You have the ability to think outside the box and I don’t. Good idea 👍. I could have a huge bright red fire extinguisher behind the tv cabinet with a length of clear CO2 proof tubing from it and she would never know. Cheers for that 👍. Solved 😃


----------



## Ghettofarmulous (19 Aug 2020)

I considered putting it in the wall behind my cabinet for safety reasons with a toddler running about but I opted to modify the cabinet instead and show it off. 
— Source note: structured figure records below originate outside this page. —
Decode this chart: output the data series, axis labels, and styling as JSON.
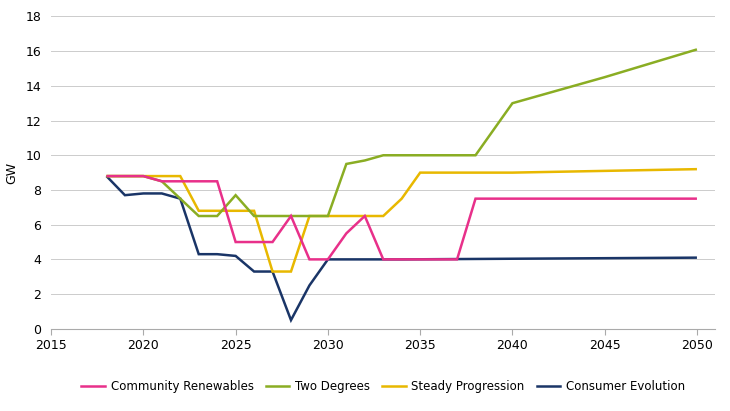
{
  "community_renewables": {
    "x": [
      2018,
      2019,
      2020,
      2021,
      2022,
      2023,
      2024,
      2025,
      2026,
      2027,
      2028,
      2029,
      2030,
      2031,
      2032,
      2033,
      2034,
      2035,
      2036,
      2037,
      2038,
      2039,
      2050
    ],
    "y": [
      8.8,
      8.8,
      8.8,
      8.5,
      8.5,
      8.5,
      8.5,
      5.0,
      5.0,
      5.0,
      6.5,
      4.0,
      4.0,
      5.5,
      6.5,
      4.0,
      4.0,
      4.0,
      4.0,
      4.0,
      7.5,
      7.5,
      7.5
    ],
    "color": "#e8308a",
    "label": "Community Renewables",
    "linewidth": 1.8
  },
  "two_degrees": {
    "x": [
      2018,
      2019,
      2020,
      2021,
      2022,
      2023,
      2024,
      2025,
      2026,
      2027,
      2028,
      2029,
      2030,
      2031,
      2032,
      2033,
      2034,
      2035,
      2036,
      2037,
      2038,
      2040,
      2045,
      2050
    ],
    "y": [
      8.8,
      8.8,
      8.8,
      8.5,
      7.5,
      6.5,
      6.5,
      7.7,
      6.5,
      6.5,
      6.5,
      6.5,
      6.5,
      9.5,
      9.7,
      10.0,
      10.0,
      10.0,
      10.0,
      10.0,
      10.0,
      13.0,
      14.5,
      16.1
    ],
    "color": "#8aad23",
    "label": "Two Degrees",
    "linewidth": 1.8
  },
  "steady_progression": {
    "x": [
      2018,
      2019,
      2020,
      2021,
      2022,
      2023,
      2024,
      2025,
      2026,
      2027,
      2028,
      2029,
      2030,
      2031,
      2032,
      2033,
      2034,
      2035,
      2036,
      2037,
      2038,
      2039,
      2040,
      2050
    ],
    "y": [
      8.8,
      8.8,
      8.8,
      8.8,
      8.8,
      6.8,
      6.8,
      6.8,
      6.8,
      3.3,
      3.3,
      6.5,
      6.5,
      6.5,
      6.5,
      6.5,
      7.5,
      9.0,
      9.0,
      9.0,
      9.0,
      9.0,
      9.0,
      9.2
    ],
    "color": "#e8b800",
    "label": "Steady Progression",
    "linewidth": 1.8
  },
  "consumer_evolution": {
    "x": [
      2018,
      2019,
      2020,
      2021,
      2022,
      2023,
      2024,
      2025,
      2026,
      2027,
      2028,
      2029,
      2030,
      2031,
      2032,
      2033,
      2034,
      2050
    ],
    "y": [
      8.8,
      7.7,
      7.8,
      7.8,
      7.5,
      4.3,
      4.3,
      4.2,
      3.3,
      3.3,
      0.5,
      2.5,
      4.0,
      4.0,
      4.0,
      4.0,
      4.0,
      4.1
    ],
    "color": "#1a3567",
    "label": "Consumer Evolution",
    "linewidth": 1.8
  },
  "xlim": [
    2015,
    2051
  ],
  "ylim": [
    0,
    18
  ],
  "yticks": [
    0,
    2,
    4,
    6,
    8,
    10,
    12,
    14,
    16,
    18
  ],
  "xticks": [
    2015,
    2020,
    2025,
    2030,
    2035,
    2040,
    2045,
    2050
  ],
  "ylabel": "GW",
  "background_color": "#ffffff",
  "grid_color": "#cccccc"
}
in Future i would consider making a hatch in the wall. Easily done


----------



## papa_c (20 Aug 2020)

You could already go down the disposable welding bottle route with full solenoid.


----------



## PARAGUAY (20 Aug 2020)

The D-D Freshwater 600g set as everything you need and for replacement bottles halfords or machine mart stock 600 mig welding gas bottles


----------



## SMW945 (20 Aug 2020)

Thank you for all the suggestions/advice. I’ve taken the plunge and ordered a number of new shiny things this morning. Next thing will be a lighting upgrade/enhancement. 👍


----------



## SMW945 (27 Aug 2020)

CO2 system all installed. Fire extinguisher behind the tv where my Wife can’t see it. So she’s really happy. Bought CO2Art Pro SE regulator which looks and feels like a really nice. The tubing, diffuser and dropper also CO2Art. Really good service from them. Just taking the next day or so to fine adjust level. 👍


----------



## Ghettofarmulous (27 Aug 2020)

I have the same Co2 art stuff


----------